Law School Case Brief
Graham v. Florida - 560 U.S. 48, 130 S. Ct. 2011 (2010)
The U.S. Constitution prohibits the imposition of a life-without-parole sentence on a juvenile offender who did not commit homicide. A State need not guarantee the offender eventual release, but if it imposes a sentence of life it must provide him or her with some realistic opportunity to obtain release before the end of that term.
Petitioner Graham was 16 when he committed armed burglary and another crime. Under a plea agreement, the Florida trial court sentenced Graham to probation and withheld adjudication of guilt. Subsequently, the trial court found that Graham had violated the terms of his probation by committing additional crimes. The trial court adjudicated Graham guilty of the earlier charges, revoked his probation, and sentenced him to life in prison for the burglary. Because Florida has abolished its parole system, the life sentence left Graham no possibility of release except executive clemency. He challenged his sentence under the Eighth Amendment's Cruel and Unusual Punishments Clause, but the State First District Court of Appeal affirmed.
Did the Eighth Amendment's Cruel and Unusual Punishments Clause prohibit the imposition of a life-without-parole sentence on Graham?

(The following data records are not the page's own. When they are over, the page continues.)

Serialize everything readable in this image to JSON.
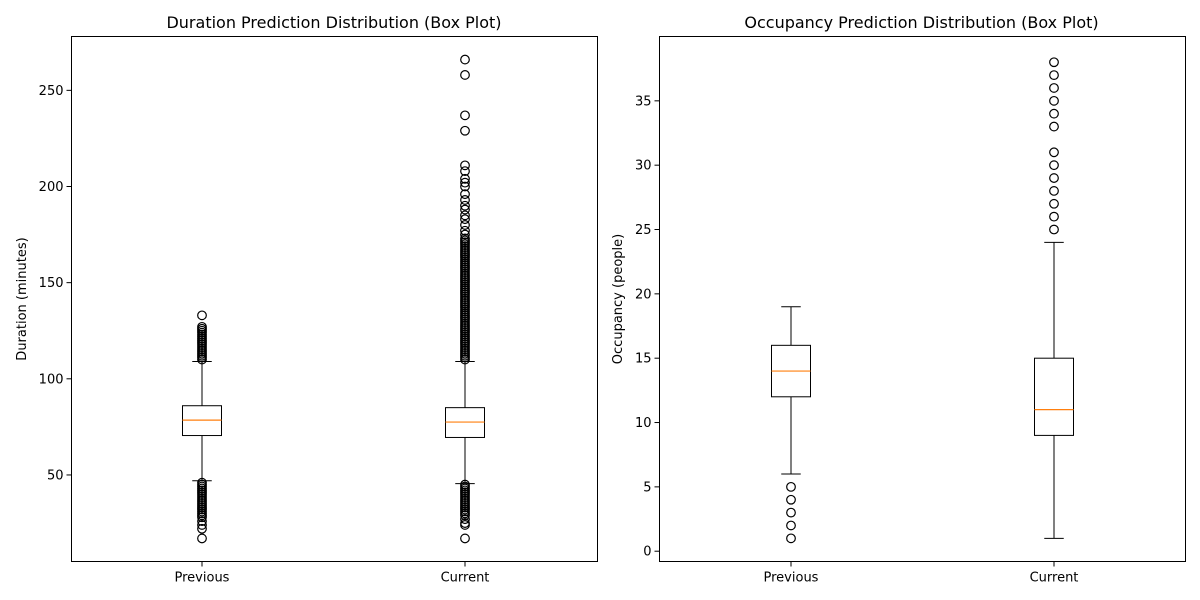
{
  "chart_data": [
    {
      "type": "box",
      "title": "Duration Prediction Distribution (Box Plot)",
      "xlabel": "",
      "ylabel": "Duration (minutes)",
      "categories": [
        "Previous",
        "Current"
      ],
      "ylim": [
        5,
        278
      ],
      "yticks": [
        50,
        100,
        150,
        200,
        250
      ],
      "grid": false,
      "boxes": [
        {
          "name": "Previous",
          "whisker_low": 47,
          "q1": 70.5,
          "median": 78.5,
          "q3": 86,
          "whisker_high": 109,
          "outliers": [
            110,
            111,
            112,
            113,
            114,
            115,
            116,
            117,
            118,
            119,
            120,
            121,
            122,
            123,
            124,
            125,
            126,
            127,
            133,
            46,
            45,
            44,
            43,
            42,
            41,
            40,
            39,
            38,
            37,
            36,
            35,
            34,
            33,
            32,
            31,
            30,
            29,
            28,
            26,
            24,
            22,
            17
          ]
        },
        {
          "name": "Current",
          "whisker_low": 45.5,
          "q1": 69.5,
          "median": 77.5,
          "q3": 85,
          "whisker_high": 109,
          "outliers": [
            110,
            111,
            112,
            113,
            114,
            115,
            116,
            117,
            118,
            119,
            120,
            121,
            122,
            123,
            124,
            125,
            126,
            127,
            128,
            129,
            130,
            131,
            132,
            133,
            134,
            135,
            136,
            137,
            138,
            139,
            140,
            141,
            142,
            143,
            144,
            145,
            146,
            147,
            148,
            149,
            150,
            151,
            152,
            153,
            154,
            155,
            156,
            157,
            158,
            159,
            160,
            161,
            162,
            163,
            164,
            165,
            166,
            167,
            168,
            169,
            170,
            171,
            172,
            173,
            175,
            177,
            180,
            183,
            185,
            188,
            190,
            193,
            196,
            200,
            202,
            204,
            208,
            211,
            229,
            237,
            258,
            266,
            45,
            44,
            43,
            42,
            41,
            40,
            39,
            38,
            37,
            36,
            35,
            34,
            33,
            32,
            31,
            30,
            29,
            27,
            25,
            24,
            17
          ]
        }
      ]
    },
    {
      "type": "box",
      "title": "Occupancy Prediction Distribution (Box Plot)",
      "xlabel": "",
      "ylabel": "Occupancy (people)",
      "categories": [
        "Previous",
        "Current"
      ],
      "ylim": [
        -0.8,
        40
      ],
      "yticks": [
        0,
        5,
        10,
        15,
        20,
        25,
        30,
        35
      ],
      "grid": false,
      "boxes": [
        {
          "name": "Previous",
          "whisker_low": 6,
          "q1": 12,
          "median": 14,
          "q3": 16,
          "whisker_high": 19,
          "outliers": [
            5,
            4,
            3,
            2,
            1
          ]
        },
        {
          "name": "Current",
          "whisker_low": 1,
          "q1": 9,
          "median": 11,
          "q3": 15,
          "whisker_high": 24,
          "outliers": [
            25,
            26,
            27,
            28,
            29,
            30,
            31,
            33,
            34,
            35,
            36,
            37,
            38
          ]
        }
      ]
    }
  ],
  "colors": {
    "box_edge": "#000000",
    "median": "#ff7f0e",
    "background": "#ffffff"
  }
}
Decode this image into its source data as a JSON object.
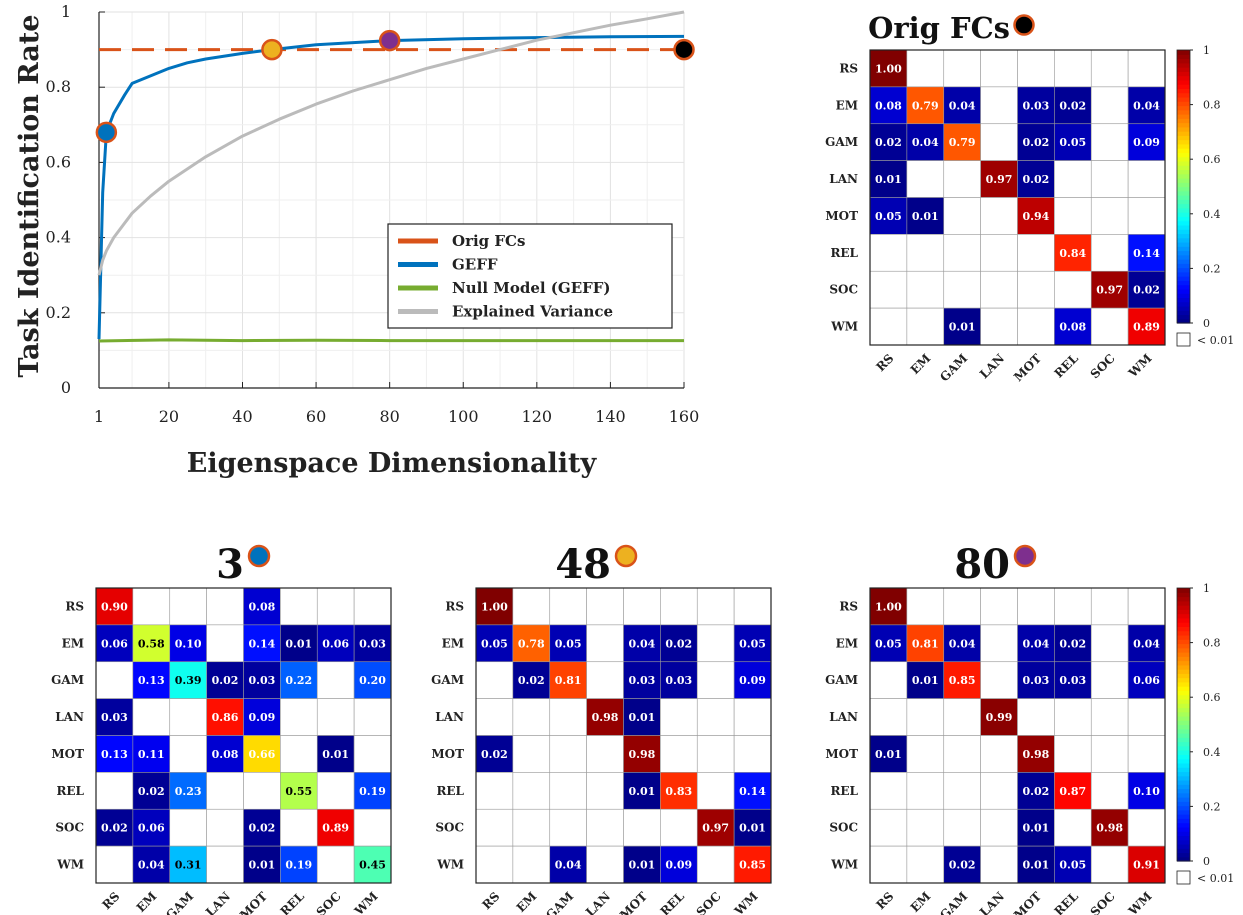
{
  "chart_data": [
    {
      "type": "line",
      "xlabel": "Eigenspace Dimensionality",
      "ylabel": "Task Identification Rate",
      "xlim": [
        1,
        160
      ],
      "ylim": [
        0,
        1
      ],
      "xticks": [
        "1",
        "20",
        "40",
        "60",
        "80",
        "100",
        "120",
        "140",
        "160"
      ],
      "xtick_values": [
        1,
        20,
        40,
        60,
        80,
        100,
        120,
        140,
        160
      ],
      "yticks": [
        "0",
        "0.2",
        "0.4",
        "0.6",
        "0.8",
        "1"
      ],
      "ytick_values": [
        0,
        0.2,
        0.4,
        0.6,
        0.8,
        1
      ],
      "grid": true,
      "legend_position": "lower-right",
      "series": [
        {
          "name": "Orig FCs",
          "color": "#d95319",
          "style": "dashed",
          "x": [
            1,
            160
          ],
          "y": [
            0.9,
            0.9
          ]
        },
        {
          "name": "GEFF",
          "color": "#0072bd",
          "style": "solid",
          "x": [
            1,
            2,
            3,
            5,
            8,
            10,
            15,
            20,
            25,
            30,
            40,
            48,
            60,
            80,
            100,
            120,
            140,
            160
          ],
          "y": [
            0.13,
            0.52,
            0.68,
            0.73,
            0.78,
            0.81,
            0.83,
            0.85,
            0.865,
            0.875,
            0.89,
            0.9,
            0.913,
            0.924,
            0.929,
            0.932,
            0.934,
            0.935
          ]
        },
        {
          "name": "Null Model (GEFF)",
          "color": "#77ac30",
          "style": "solid",
          "x": [
            1,
            20,
            40,
            60,
            80,
            100,
            120,
            140,
            160
          ],
          "y": [
            0.125,
            0.128,
            0.126,
            0.127,
            0.126,
            0.126,
            0.126,
            0.126,
            0.126
          ]
        },
        {
          "name": "Explained Variance",
          "color": "#bbbbbb",
          "style": "solid",
          "x": [
            1,
            2,
            3,
            5,
            10,
            15,
            20,
            30,
            40,
            50,
            60,
            70,
            80,
            90,
            100,
            110,
            120,
            130,
            140,
            150,
            160
          ],
          "y": [
            0.3,
            0.34,
            0.365,
            0.4,
            0.465,
            0.51,
            0.55,
            0.615,
            0.67,
            0.715,
            0.755,
            0.79,
            0.82,
            0.85,
            0.875,
            0.9,
            0.925,
            0.945,
            0.965,
            0.982,
            1.0
          ]
        }
      ],
      "markers": [
        {
          "x": 3,
          "y": 0.68,
          "color": "#0072bd"
        },
        {
          "x": 48,
          "y": 0.9,
          "color": "#edb120"
        },
        {
          "x": 80,
          "y": 0.924,
          "color": "#7e2f8e"
        },
        {
          "x": 160,
          "y": 0.9,
          "color": "#000000"
        }
      ]
    },
    {
      "type": "heatmap",
      "title": "Orig FCs",
      "marker_color": "#000000",
      "labels": [
        "RS",
        "EM",
        "GAM",
        "LAN",
        "MOT",
        "REL",
        "SOC",
        "WM"
      ],
      "matrix": [
        [
          1.0,
          null,
          null,
          null,
          null,
          null,
          null,
          null
        ],
        [
          0.08,
          0.79,
          0.04,
          null,
          0.03,
          0.02,
          null,
          0.04
        ],
        [
          0.02,
          0.04,
          0.79,
          null,
          0.02,
          0.05,
          null,
          0.09
        ],
        [
          0.01,
          null,
          null,
          0.97,
          0.02,
          null,
          null,
          null
        ],
        [
          0.05,
          0.01,
          null,
          null,
          0.94,
          null,
          null,
          null
        ],
        [
          null,
          null,
          null,
          null,
          null,
          0.84,
          null,
          0.14
        ],
        [
          null,
          null,
          null,
          null,
          null,
          null,
          0.97,
          0.02
        ],
        [
          null,
          null,
          0.01,
          null,
          null,
          0.08,
          null,
          0.89
        ]
      ],
      "colorbar_ticks": [
        "0",
        "0.2",
        "0.4",
        "0.6",
        "0.8",
        "1"
      ],
      "small_legend": "< 0.01"
    },
    {
      "type": "heatmap",
      "title": "3",
      "marker_color": "#0072bd",
      "labels": [
        "RS",
        "EM",
        "GAM",
        "LAN",
        "MOT",
        "REL",
        "SOC",
        "WM"
      ],
      "matrix": [
        [
          0.9,
          null,
          null,
          null,
          0.08,
          null,
          null,
          null
        ],
        [
          0.06,
          0.58,
          0.1,
          null,
          0.14,
          0.01,
          0.06,
          0.03
        ],
        [
          null,
          0.13,
          0.39,
          0.02,
          0.03,
          0.22,
          null,
          0.2
        ],
        [
          0.03,
          null,
          null,
          0.86,
          0.09,
          null,
          null,
          null
        ],
        [
          0.13,
          0.11,
          null,
          0.08,
          0.66,
          null,
          0.01,
          null
        ],
        [
          null,
          0.02,
          0.23,
          null,
          null,
          0.55,
          null,
          0.19
        ],
        [
          0.02,
          0.06,
          null,
          null,
          0.02,
          null,
          0.89,
          null
        ],
        [
          null,
          0.04,
          0.31,
          null,
          0.01,
          0.19,
          null,
          0.45
        ]
      ]
    },
    {
      "type": "heatmap",
      "title": "48",
      "marker_color": "#edb120",
      "labels": [
        "RS",
        "EM",
        "GAM",
        "LAN",
        "MOT",
        "REL",
        "SOC",
        "WM"
      ],
      "matrix": [
        [
          1.0,
          null,
          null,
          null,
          null,
          null,
          null,
          null
        ],
        [
          0.05,
          0.78,
          0.05,
          null,
          0.04,
          0.02,
          null,
          0.05
        ],
        [
          null,
          0.02,
          0.81,
          null,
          0.03,
          0.03,
          null,
          0.09
        ],
        [
          null,
          null,
          null,
          0.98,
          0.01,
          null,
          null,
          null
        ],
        [
          0.02,
          null,
          null,
          null,
          0.98,
          null,
          null,
          null
        ],
        [
          null,
          null,
          null,
          null,
          0.01,
          0.83,
          null,
          0.14
        ],
        [
          null,
          null,
          null,
          null,
          null,
          null,
          0.97,
          0.01
        ],
        [
          null,
          null,
          0.04,
          null,
          0.01,
          0.09,
          null,
          0.85
        ]
      ]
    },
    {
      "type": "heatmap",
      "title": "80",
      "marker_color": "#7e2f8e",
      "labels": [
        "RS",
        "EM",
        "GAM",
        "LAN",
        "MOT",
        "REL",
        "SOC",
        "WM"
      ],
      "matrix": [
        [
          1.0,
          null,
          null,
          null,
          null,
          null,
          null,
          null
        ],
        [
          0.05,
          0.81,
          0.04,
          null,
          0.04,
          0.02,
          null,
          0.04
        ],
        [
          null,
          0.01,
          0.85,
          null,
          0.03,
          0.03,
          null,
          0.06
        ],
        [
          null,
          null,
          null,
          0.99,
          null,
          null,
          null,
          null
        ],
        [
          0.01,
          null,
          null,
          null,
          0.98,
          null,
          null,
          null
        ],
        [
          null,
          null,
          null,
          null,
          0.02,
          0.87,
          null,
          0.1
        ],
        [
          null,
          null,
          null,
          null,
          0.01,
          null,
          0.98,
          null
        ],
        [
          null,
          null,
          0.02,
          null,
          0.01,
          0.05,
          null,
          0.91
        ]
      ],
      "colorbar_ticks": [
        "0",
        "0.2",
        "0.4",
        "0.6",
        "0.8",
        "1"
      ],
      "small_legend": "< 0.01"
    }
  ]
}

The U.S. Supreme Court held that U.S. Const. amend. VIII prohibited the imposition of a life-without-parole sentence on Graham who committed a nonhomicide crime and, while Graham need not be guaranteed eventual release from the life sentence, he must have some realistic opportunity to obtain release before the end of the life term. The practice of sentencing a juvenile who did not commit a homicide offense to life without parole was exceedingly rare and a national community consensus developed against it, and none of the recognized goals of penal sanctions, i.e., retribution, deterrence, incapacitation, and rehabilitation, provided an adequate justification for the sentence. Further, it could not be conclusively determined at the time of sentencing that Graham would be a danger to society for the rest of his life, and a sentence of life without parole improperly denied the juvenile offender a chance to demonstrate growth, maturity, and rehabilitation.